Dengan sudut mata, bisa saya tangkap bayangan Salsabila di layar ponsel, dia mengangguk cukup lama. Kentara sekali kalau dia sedang gugup, dia akan mengulang-ulang pekerjaan yang sama, dan bisa saja dia mengangguk sampai lehernya putus.

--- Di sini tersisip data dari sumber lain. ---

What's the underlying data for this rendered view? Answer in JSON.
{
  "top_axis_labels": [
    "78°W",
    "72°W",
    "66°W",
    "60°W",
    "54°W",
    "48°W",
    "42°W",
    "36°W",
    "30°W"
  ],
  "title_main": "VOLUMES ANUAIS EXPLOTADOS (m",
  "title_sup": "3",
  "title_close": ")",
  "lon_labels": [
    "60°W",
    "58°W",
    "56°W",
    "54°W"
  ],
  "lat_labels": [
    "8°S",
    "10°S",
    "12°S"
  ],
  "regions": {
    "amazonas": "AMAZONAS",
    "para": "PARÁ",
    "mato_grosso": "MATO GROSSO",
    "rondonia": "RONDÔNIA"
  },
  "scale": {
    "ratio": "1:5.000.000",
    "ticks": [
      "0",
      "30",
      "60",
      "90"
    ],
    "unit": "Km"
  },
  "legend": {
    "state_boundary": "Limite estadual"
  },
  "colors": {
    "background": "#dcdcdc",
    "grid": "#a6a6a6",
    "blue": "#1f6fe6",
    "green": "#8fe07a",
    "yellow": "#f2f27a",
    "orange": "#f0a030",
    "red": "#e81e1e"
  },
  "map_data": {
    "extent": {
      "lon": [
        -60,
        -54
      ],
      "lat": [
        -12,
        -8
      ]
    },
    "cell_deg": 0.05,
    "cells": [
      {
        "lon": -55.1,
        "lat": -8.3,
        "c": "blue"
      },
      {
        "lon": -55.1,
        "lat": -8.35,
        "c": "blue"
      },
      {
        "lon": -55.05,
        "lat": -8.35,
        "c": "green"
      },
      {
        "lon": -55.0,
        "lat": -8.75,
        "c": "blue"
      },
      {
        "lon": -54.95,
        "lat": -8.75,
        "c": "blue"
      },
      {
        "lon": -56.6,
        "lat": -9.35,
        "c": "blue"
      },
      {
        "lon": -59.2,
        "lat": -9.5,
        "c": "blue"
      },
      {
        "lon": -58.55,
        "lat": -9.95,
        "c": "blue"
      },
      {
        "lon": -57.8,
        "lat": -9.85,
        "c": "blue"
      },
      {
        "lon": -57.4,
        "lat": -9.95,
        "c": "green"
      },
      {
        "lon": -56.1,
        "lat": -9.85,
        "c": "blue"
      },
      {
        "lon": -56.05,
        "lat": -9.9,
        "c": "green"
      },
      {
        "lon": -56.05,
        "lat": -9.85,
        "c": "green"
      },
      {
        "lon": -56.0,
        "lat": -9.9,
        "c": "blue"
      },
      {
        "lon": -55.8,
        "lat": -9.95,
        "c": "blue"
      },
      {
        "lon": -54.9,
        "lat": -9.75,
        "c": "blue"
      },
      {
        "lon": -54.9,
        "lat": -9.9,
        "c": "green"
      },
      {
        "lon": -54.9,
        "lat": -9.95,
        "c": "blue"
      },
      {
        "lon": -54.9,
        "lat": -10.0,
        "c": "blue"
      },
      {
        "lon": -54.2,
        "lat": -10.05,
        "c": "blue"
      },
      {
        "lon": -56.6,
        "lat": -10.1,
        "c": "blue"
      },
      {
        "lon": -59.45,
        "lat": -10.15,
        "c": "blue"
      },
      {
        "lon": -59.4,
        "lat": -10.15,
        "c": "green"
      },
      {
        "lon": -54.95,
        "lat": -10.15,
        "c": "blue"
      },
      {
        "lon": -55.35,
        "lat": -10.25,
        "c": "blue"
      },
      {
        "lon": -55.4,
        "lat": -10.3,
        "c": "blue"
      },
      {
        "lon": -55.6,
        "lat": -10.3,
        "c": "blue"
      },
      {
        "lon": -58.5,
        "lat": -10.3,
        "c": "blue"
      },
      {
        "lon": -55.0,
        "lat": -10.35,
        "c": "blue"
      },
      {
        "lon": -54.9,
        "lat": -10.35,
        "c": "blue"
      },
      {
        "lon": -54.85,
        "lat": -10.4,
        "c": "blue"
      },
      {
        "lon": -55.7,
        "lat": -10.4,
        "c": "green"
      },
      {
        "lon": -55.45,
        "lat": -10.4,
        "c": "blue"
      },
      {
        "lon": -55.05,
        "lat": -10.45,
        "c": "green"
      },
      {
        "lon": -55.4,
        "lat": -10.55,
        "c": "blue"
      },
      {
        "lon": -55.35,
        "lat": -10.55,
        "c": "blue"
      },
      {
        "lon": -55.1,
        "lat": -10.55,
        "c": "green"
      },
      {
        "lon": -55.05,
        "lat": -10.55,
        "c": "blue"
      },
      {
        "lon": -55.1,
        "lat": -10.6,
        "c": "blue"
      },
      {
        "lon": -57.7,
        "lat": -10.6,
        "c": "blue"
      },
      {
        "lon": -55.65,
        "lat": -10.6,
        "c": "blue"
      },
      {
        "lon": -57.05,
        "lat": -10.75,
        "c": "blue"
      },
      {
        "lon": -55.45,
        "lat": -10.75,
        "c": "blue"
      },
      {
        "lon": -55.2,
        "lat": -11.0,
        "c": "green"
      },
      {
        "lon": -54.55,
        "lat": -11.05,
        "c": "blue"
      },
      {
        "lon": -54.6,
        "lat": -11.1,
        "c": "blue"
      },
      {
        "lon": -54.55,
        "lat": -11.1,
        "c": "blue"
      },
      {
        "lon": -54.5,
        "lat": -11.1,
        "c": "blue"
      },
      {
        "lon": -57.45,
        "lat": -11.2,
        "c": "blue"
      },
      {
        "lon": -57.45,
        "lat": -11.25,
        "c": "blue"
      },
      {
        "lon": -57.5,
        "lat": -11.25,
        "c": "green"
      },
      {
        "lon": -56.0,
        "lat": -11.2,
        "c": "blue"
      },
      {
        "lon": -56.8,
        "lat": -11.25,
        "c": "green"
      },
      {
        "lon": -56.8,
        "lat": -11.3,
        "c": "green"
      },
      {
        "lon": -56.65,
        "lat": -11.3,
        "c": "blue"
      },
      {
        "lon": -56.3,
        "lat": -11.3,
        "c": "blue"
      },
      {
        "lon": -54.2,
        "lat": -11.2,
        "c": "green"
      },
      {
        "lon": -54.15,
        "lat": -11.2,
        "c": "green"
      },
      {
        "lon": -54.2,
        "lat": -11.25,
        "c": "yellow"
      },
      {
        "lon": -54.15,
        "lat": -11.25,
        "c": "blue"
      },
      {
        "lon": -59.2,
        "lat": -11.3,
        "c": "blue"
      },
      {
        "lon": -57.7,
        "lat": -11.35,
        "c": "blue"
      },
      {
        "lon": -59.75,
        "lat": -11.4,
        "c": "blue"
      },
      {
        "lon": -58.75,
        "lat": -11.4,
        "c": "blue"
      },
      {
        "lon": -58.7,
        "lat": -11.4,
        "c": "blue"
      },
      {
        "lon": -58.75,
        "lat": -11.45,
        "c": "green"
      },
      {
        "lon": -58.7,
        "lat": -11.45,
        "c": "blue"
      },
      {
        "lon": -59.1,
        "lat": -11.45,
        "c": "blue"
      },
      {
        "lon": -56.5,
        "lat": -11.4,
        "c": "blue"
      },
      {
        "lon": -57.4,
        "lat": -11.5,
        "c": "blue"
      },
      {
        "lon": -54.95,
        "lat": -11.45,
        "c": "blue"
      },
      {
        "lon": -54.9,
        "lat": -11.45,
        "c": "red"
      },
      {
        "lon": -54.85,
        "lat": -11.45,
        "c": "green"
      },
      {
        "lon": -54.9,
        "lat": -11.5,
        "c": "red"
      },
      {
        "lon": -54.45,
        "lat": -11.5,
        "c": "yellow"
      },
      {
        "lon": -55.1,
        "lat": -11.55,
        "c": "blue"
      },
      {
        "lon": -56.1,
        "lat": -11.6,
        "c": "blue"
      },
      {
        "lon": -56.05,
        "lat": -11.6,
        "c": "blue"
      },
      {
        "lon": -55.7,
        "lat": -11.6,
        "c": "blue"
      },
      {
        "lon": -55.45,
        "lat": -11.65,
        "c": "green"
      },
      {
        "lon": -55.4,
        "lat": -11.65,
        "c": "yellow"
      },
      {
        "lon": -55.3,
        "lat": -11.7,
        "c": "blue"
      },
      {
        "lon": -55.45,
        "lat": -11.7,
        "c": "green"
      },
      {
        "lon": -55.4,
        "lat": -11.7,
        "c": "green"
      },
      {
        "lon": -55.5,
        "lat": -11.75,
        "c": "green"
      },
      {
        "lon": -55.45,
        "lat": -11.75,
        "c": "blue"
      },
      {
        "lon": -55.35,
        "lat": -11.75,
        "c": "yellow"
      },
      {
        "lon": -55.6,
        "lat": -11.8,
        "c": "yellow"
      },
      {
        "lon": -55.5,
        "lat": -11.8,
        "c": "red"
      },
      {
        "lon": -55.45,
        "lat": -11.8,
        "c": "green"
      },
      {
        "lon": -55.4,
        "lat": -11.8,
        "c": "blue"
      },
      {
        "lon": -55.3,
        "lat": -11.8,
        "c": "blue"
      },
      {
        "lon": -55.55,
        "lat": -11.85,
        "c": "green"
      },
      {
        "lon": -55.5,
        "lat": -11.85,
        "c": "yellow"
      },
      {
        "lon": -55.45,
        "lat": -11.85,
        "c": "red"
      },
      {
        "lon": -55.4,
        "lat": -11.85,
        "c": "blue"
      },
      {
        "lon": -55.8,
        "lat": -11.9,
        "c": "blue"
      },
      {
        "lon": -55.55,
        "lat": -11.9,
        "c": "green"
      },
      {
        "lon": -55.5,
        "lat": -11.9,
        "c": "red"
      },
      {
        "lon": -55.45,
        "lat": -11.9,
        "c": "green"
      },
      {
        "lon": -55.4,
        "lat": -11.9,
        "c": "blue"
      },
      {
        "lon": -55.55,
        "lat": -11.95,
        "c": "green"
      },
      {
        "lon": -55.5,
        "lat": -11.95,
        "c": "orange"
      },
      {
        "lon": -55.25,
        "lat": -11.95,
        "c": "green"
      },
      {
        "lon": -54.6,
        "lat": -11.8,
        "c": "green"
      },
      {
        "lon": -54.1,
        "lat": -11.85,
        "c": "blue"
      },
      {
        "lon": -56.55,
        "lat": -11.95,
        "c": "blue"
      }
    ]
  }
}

"Kamu sudah pulang atau bagaimana?"

"Em ... he'em, aku pulang sebentar trus balik lagi ke kantor." Begitu rupanya, pantas dia bisa bertemu Hanna. "Soalnya kerjaanku masih ada dan kau malah pergi, aku engga ada teman kalau mau begadang. Berkas-berkas ini harus di oper ke pemerintahan besok pagi."

Mendengar suara Salsabila dan gaya bicaranya yang cukup berbeda, dia lebih manja dan itu membuat saya terdiam. Alih-alih menatap atau merespon ceritanya, saya malah mengelak. "Sudah dulu ya, nanti saya telfon kalau sudah sampai di rumah nenek," kataku lantas mematikan sambungan video call secara sepihak.

Rasanya Dejavu, meski tidak tahu apa yang akan terjadi ke depannya, tapi saya sadar — semesta menjebak saya dalam lingkaran setan. Orangtua akan bercerai, perjodohan saya, rasa takut masa lalu, Salsabila dan Adam — saya harus apa?